Funds on way to full recovery

It was just a year ago that most of us were reeling from losses of 20% or more. Sometimes much more. These losses forced quite a few into a retirement rethink. The losses also forced many of us to pay attention to where our superannuation is invested - something that was WAY overdue as many Australians simply hadn’t given their super the attention it deserves.


So now that we’ve had a serious look at where our super money is invested, we’re satisfied we’re in an appropriate investment option type and we’re convinced we’ve found the best performing funds in that option (we have done this, haven’t we?), we should be in a good position to benefit from the good returns of the past year. Just how good?


Well February wasn’t spectacular, but it was pretty decent and it has continued the recovery that’s been happening since early last year. The average return for the SR50 Balanced (60-76) Index* has come in at 0.84% for February. When added to the performance of these same products over the 12 months ending February 28, the result is an impressive 17.59% return. Not a bad year.

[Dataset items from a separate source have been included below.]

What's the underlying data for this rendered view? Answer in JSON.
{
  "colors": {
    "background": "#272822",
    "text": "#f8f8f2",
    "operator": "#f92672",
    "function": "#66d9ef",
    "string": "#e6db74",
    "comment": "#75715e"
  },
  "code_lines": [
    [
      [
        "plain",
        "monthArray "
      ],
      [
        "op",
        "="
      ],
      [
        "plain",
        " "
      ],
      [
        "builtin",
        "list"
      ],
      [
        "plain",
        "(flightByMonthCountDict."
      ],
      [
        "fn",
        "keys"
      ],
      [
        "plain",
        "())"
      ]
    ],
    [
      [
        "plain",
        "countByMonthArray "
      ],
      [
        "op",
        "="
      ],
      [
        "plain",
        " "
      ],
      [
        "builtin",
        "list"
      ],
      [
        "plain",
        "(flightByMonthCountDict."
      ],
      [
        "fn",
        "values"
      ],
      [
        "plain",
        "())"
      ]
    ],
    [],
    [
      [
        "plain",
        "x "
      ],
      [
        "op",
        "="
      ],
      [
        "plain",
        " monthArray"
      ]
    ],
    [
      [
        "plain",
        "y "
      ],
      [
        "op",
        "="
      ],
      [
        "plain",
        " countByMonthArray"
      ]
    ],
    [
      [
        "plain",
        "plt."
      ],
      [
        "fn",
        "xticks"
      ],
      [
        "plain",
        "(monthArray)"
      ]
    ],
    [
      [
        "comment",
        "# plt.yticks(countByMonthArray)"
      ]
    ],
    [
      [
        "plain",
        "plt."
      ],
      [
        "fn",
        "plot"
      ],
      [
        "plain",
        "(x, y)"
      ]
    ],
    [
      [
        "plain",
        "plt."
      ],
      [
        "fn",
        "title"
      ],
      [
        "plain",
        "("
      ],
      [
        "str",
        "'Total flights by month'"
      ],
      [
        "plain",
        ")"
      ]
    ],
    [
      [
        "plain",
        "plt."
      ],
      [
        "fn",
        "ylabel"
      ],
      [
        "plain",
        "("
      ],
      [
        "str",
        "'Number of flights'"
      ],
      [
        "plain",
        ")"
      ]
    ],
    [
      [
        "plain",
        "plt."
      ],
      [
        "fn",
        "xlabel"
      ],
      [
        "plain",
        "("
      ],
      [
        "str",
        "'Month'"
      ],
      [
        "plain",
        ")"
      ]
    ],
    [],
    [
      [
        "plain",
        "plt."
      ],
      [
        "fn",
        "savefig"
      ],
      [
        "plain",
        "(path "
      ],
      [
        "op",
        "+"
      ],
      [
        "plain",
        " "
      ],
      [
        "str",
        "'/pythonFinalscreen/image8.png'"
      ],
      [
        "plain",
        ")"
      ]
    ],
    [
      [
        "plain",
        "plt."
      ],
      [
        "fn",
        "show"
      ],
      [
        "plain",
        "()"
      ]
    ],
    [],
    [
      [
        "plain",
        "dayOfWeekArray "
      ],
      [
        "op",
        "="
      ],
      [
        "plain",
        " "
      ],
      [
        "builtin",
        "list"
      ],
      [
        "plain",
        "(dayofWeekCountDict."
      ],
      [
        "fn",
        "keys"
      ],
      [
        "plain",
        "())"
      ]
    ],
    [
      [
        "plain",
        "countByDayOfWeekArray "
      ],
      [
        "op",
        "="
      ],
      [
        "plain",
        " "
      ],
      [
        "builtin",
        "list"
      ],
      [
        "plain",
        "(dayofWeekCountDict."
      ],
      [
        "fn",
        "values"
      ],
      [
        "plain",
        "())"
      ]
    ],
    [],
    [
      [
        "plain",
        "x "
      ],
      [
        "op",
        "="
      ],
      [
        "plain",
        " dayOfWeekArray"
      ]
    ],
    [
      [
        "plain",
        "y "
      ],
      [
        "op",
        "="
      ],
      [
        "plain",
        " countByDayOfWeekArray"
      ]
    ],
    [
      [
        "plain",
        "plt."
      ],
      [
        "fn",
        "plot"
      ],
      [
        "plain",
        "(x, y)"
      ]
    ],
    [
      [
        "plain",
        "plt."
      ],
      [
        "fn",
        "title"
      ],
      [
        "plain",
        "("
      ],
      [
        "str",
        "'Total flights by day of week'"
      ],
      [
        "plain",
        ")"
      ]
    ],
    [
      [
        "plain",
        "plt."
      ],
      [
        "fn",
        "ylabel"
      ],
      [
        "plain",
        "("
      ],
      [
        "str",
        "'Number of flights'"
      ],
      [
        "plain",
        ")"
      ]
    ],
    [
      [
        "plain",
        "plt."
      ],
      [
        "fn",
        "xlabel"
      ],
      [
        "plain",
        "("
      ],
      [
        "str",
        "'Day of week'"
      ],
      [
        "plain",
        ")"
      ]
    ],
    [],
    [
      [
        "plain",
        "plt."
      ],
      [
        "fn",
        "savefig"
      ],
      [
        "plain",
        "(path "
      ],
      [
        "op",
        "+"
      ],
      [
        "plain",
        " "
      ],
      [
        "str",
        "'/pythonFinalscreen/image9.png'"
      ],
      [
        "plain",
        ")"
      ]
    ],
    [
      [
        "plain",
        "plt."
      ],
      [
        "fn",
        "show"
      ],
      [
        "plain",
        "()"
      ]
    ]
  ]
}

  • You do remember what this is, donʼt you? Fifty products selected by SuperRatings as fairly representative of Balanced investment option products with 60-76% investment in growth products.

The month of February 2010:0.84%
3 months ending 28 February 2010:0.98%
Financial year to 28 February 2010:10.66%
12 months to 28 February 2010:17.59%
Rolling 3 year return to 28 February 2010:-2.10% pa
Rolling 5 year return to 28 February 2010:4.21% pa
Rolling 7 year return to 28 February 2010:7.20% pa
Rolling 10 year return to 28 February 2010:5.26% pa

OK, the rolling return over 3 years still doesn’t look that flash, but as we like to say of super, we’re in it for life (which reminds us of the joke about marriage), so it’s better to concentrate on the 7 and 10 year results.


That’s the good news. The bad news is that some of you might have seen some figures issued last week by APRA (the government regulator of all things super). You might have been alarmed by APRA’s figures (which differ markedly from our own). You might have been tempted to rethink your super strategy based on these figures. Our view would be to not worry too much about APRA’s findings. Why? For starters, APRA’s data is 9 months old. As we said more than once in the GFC and post-GFC super circus, the ups and downs of the past 2 years have illustrated the importance of having current data.


The chart below shows how the returns measured by SuperRatings and those from APRA varied nine months ago. Why the gap? The SuperRatings returns are sorted by investment options. That’s so you can compare apples with apples. APRA did no sorting, but bundled all of a fund’s investment options (in one fund’s case, that’s a whopping 2,752 options) then calculated an average overall performance figure for that fund. That would be like giving Mercedes Benz a speed rating by clocking every vehicle they make and then averaging it - equally useless to a freight company buying a prime mover and a merchant banker buying a CLS500.


If most of a fund’s members were in the fund’s default option and the fund only offered a handful of options, that average might be fairly representative. But a lot of funds have a relatively small number of members in their default fund - and for them, the APRA returns might comes as a bit of a shock.


So, if you’ve seen the APRA figures and they’d caused heart palpitations, we hope we’ve convinced you to relax. Because our monthly returns figures are just 3 weeks old and the rolling 3, 7 and 10 year figures reflect recent performance, they are a great benchmark to determine how well your fund is performing.


Disclaimer: SuperRatings Pty Limited holds Australian Financial Services Licence No. 311880. This release has been prepared for the purpose of providing general advice only and has not considered the recipients objectives, financial situation or needs. The recipient should consider obtaining independent advice before making any decision about a financial product referred to in this report and should obtain and consider a copy of the relevant Product Disclosure Statement from the product issuer.